Allowing yourself to be boring: escaping the ‘attention loop’

Instead of trying to impress others, we can learn to spend time in our own company. Photo by Julia Caesar on Unsplash

The world needs stimulation.  Animals and plants evolved around a constant stream of stimuli, from sun, to water, to wind, to many other inputs from the outside world.  The universe is interactive.

This means that, from the day you are born, you will be faced with people wanting something from you, whether it be your body, your mind, your money or your entertainment.  You will quickly receive the message, especially if you are a social being, that giving people the things they want can result in them being attracted to you, and not giving them what they want can result in your losing their attention.


From time to time, clients come to me who are stuck in this ‘attention loop’.  Sometimes they suffer from worry that their partner is beginning to find them boring.  Or else that their friends will shy away from them if they don’t indulge in behaviours which their social group wants to see.
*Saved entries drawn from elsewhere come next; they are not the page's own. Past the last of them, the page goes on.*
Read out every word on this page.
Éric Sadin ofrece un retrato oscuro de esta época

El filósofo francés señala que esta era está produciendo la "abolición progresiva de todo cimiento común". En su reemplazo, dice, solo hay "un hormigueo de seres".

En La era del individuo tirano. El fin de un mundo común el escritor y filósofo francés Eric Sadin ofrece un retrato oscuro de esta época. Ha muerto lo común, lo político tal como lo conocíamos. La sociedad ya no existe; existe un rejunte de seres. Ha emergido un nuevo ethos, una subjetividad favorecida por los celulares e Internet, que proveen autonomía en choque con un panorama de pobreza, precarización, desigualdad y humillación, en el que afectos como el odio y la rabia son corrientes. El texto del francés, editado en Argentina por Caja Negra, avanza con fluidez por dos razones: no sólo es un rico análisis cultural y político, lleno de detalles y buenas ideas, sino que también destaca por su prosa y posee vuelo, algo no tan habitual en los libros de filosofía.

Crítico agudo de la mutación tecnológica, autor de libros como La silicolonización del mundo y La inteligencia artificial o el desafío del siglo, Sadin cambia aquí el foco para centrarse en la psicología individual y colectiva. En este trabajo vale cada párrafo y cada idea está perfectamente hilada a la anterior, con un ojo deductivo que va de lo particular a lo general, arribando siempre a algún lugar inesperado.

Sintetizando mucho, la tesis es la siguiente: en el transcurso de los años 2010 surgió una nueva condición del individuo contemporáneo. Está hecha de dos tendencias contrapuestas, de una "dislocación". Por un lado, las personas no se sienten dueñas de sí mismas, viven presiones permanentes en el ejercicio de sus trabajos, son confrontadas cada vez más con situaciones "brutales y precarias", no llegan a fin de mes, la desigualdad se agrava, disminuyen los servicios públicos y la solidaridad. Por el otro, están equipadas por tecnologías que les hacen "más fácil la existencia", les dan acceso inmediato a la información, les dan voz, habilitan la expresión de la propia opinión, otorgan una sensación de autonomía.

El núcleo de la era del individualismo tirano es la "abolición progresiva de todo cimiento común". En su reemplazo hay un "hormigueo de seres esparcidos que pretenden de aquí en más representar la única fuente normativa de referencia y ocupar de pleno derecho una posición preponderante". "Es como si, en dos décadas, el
The pressure and stress of this ‘attention loop’ can be considerable.  Sometimes it is made worse by inconsistency in early carers.  For instance, a person may have a parent whose love and attention they seek, but the parent’s love is conditional on certain behaviours.  The person can grow up feeling a terrible anxiety that goes something like this: ‘I fear that I am not doing what I need to be doing, that I’m failing in some way’.


Sometimes, though, we need to make ourselves boring.  In other words, we need to back away from the constant desire to impress and please others, and relax into something else.  If others want to move away from us, then they can.  This ability enables us to create a peaceful life for ourselves away from the pressure of other people’s gaze.
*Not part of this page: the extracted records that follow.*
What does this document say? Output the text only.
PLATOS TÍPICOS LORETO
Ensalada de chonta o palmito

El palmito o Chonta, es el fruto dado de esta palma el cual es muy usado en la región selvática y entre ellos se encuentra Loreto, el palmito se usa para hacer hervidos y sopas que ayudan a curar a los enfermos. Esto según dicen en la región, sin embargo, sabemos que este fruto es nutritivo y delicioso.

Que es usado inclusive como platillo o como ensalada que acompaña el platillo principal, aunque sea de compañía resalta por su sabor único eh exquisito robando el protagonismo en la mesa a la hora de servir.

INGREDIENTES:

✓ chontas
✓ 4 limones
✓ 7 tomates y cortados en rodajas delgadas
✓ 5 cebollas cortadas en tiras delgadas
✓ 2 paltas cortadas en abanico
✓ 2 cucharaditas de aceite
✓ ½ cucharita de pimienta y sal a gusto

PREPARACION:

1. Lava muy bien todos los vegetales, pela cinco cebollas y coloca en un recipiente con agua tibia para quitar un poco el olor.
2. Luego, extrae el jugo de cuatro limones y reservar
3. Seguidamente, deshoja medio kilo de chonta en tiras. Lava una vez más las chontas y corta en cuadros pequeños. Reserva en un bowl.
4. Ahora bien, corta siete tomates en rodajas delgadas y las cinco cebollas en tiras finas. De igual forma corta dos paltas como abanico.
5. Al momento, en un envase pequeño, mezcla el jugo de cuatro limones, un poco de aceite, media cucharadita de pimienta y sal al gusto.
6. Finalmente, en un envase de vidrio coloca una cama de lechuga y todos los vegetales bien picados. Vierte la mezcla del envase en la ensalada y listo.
Victoria spent a huge amount of time in the company of friends.  She was always out and about, and her social diary was always full.  She was the one who would get just a little more drunk than necessary, and would end up spilling out her emotions about one drama or another before the night was out.  When she was out, she felt fulfilled, as though she was safe in the company of others.

But in the quiet of her own home, she didn’t really know what to think.  She would start second-guessing what everyone else was thinking about her.  She couldn’t relax in her own company.  She would think of something that bothered her, and message or phone a friend to get talking about it.
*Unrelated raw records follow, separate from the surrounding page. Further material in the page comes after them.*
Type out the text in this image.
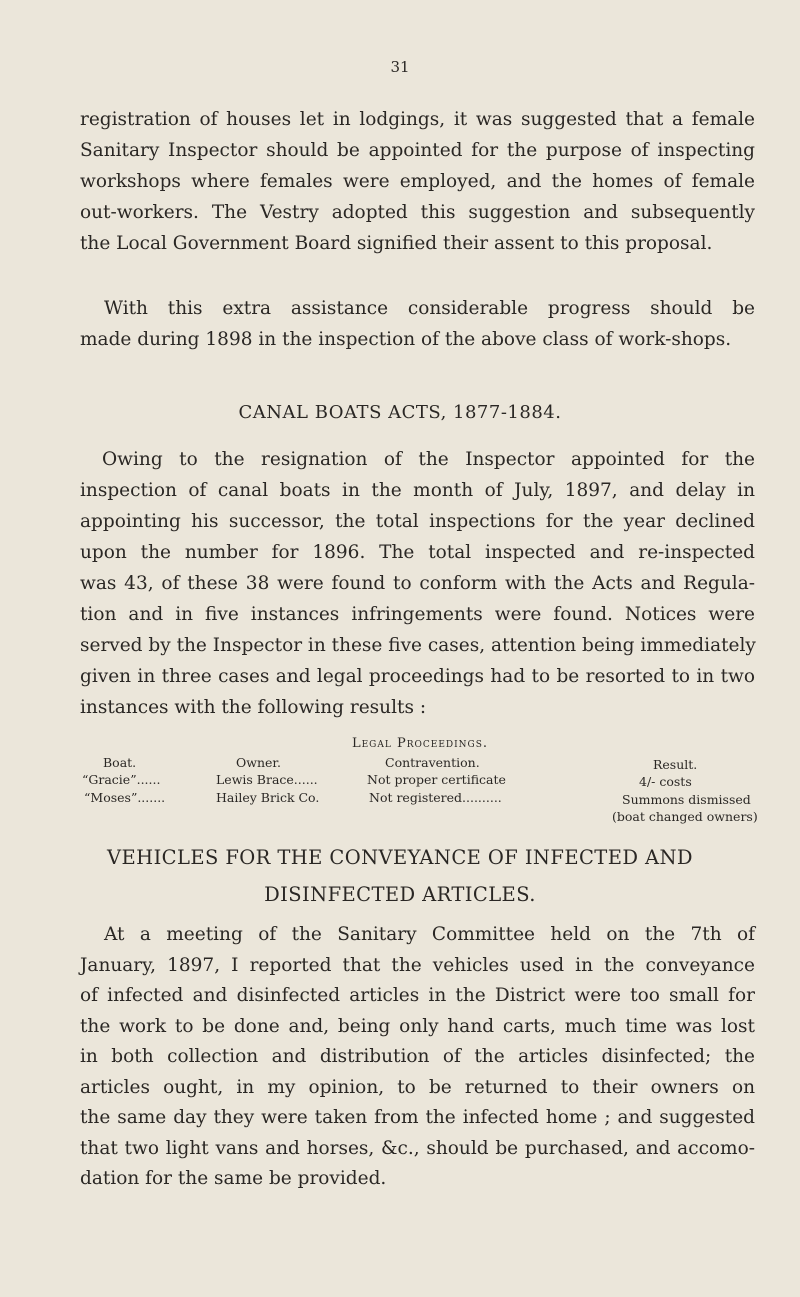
31
registration of houses let in lodgings, it was suggested that a female
Sanitary Inspector should be appointed for the purpose of inspecting
workshops where females were employed, and the homes of female
out-workers. The Vestry adopted this suggestion and subsequently
the Local Government Board signified their assent to this proposal.
With this extra assistance considerable progress should be
made during 1898 in the inspection of the above class of work-shops.
CANAL BOATS ACTS, 1877-1884.
Owing to the resignation of the Inspector appointed for the
inspection of canal boats in the month of July, 1897, and delay in
appointing his successor, the total inspections for the year declined
upon the number for 1896. The total inspected and re-inspected
was 43, of these 38 were found to conform with the Acts and Regula-
tion and in five instances infringements were found. Notices were
served by the Inspector in these five cases, attention being immediately
given in three cases and legal proceedings had to be resorted to in two
instances with the following results :
Legal Proceedings.
Boat.	Owner.	Contravention.	Result.
“Gracie”......	Lewis Brace......	Not proper certificate	4/- costs
“Moses”.......	Hailey Brick Co.	Not registered..........	Summons dismissed
(boat changed owners)
VEHICLES FOR THE CONVEYANCE OF INFECTED AND
DISINFECTED ARTICLES.
At a meeting of the Sanitary Committee held on the 7th of
January, 1897, I reported that the vehicles used in the conveyance
of infected and disinfected articles in the District were too small for
the work to be done and, being only hand carts, much time was lost
in both collection and distribution of the articles disinfected; the
articles ought, in my opinion, to be returned to their owners on
the same day they were taken from the infected home ; and suggested
that two light vans and horses, &c., should be purchased, and accomo-
dation for the same be provided.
Victoria became aware that these social habits weren’t working for her.  She realised that she was driven by a constant need for other people’s attention, approval and engagement.  Her day was one long PR exercise, to make sure that no one forgot her, and that no one thought badly of her.  She found this pattern exhausting.  She was fed up with trying to be everywhere and with everyone.  Her fear of missing out had turned into a fear of staying in.


As an exercise, Victoria began to try spending more time hidden from others.  She deliberately chose to spend some days away from her boyfriend, overcoming the fear that he would leave her if she left him alone.  She experimented with evening classes and creative activities, where she was able to focus on what someone else was saying, and it wasn’t always about her.

Eventually, she began to overcome her driven fear of being boring to others.  She actually started to enjoy the feeling of being a little anonymous.  She had days when she didn’t dress up or wear makeup.  She noticed herself becoming less self-centred.  And she definitely noticed herself becoming more relaxed.


Victoria is just one example of what can happen if we make a conscious effort to relax about the ‘attention loop’.  The benefits include:

  • We become easier in our own company
  • We relax about what others think of us
  • We get involved in a wider range of interests
  • We spend less time, money and effort trying to impress others
  • We let go of those who are not genuinely interested in us
  • We allow access to those who are genuinely interested in us

Above all, we will find that those people whom we were trying to impress, but who didn’t really share our values, drift away from us.  And those whom we don’t need to impress, because they already share our values and interests, come to us quite naturally.  This can be an enormous social relief, and a great energy-saver.


The universe is interactive, and others will always want something from us.  If we feed this too much, we can end up in a painful ‘attention loop’ where we are never satisfied because others are never satisfied.  We start working too hard to impress those around us.

It’s good to learn to escape this ‘attention loop’ by learning to be happy alone, whether or not it satisfies others.  If we do this, we will be happier in our own company, and less anxious.

Also, the people we were falsely trying to impress will tend to drift away, and those who genuinely share our authentic values and interests can drift towards us.  In the end, this gives us a better and more supportive social circle.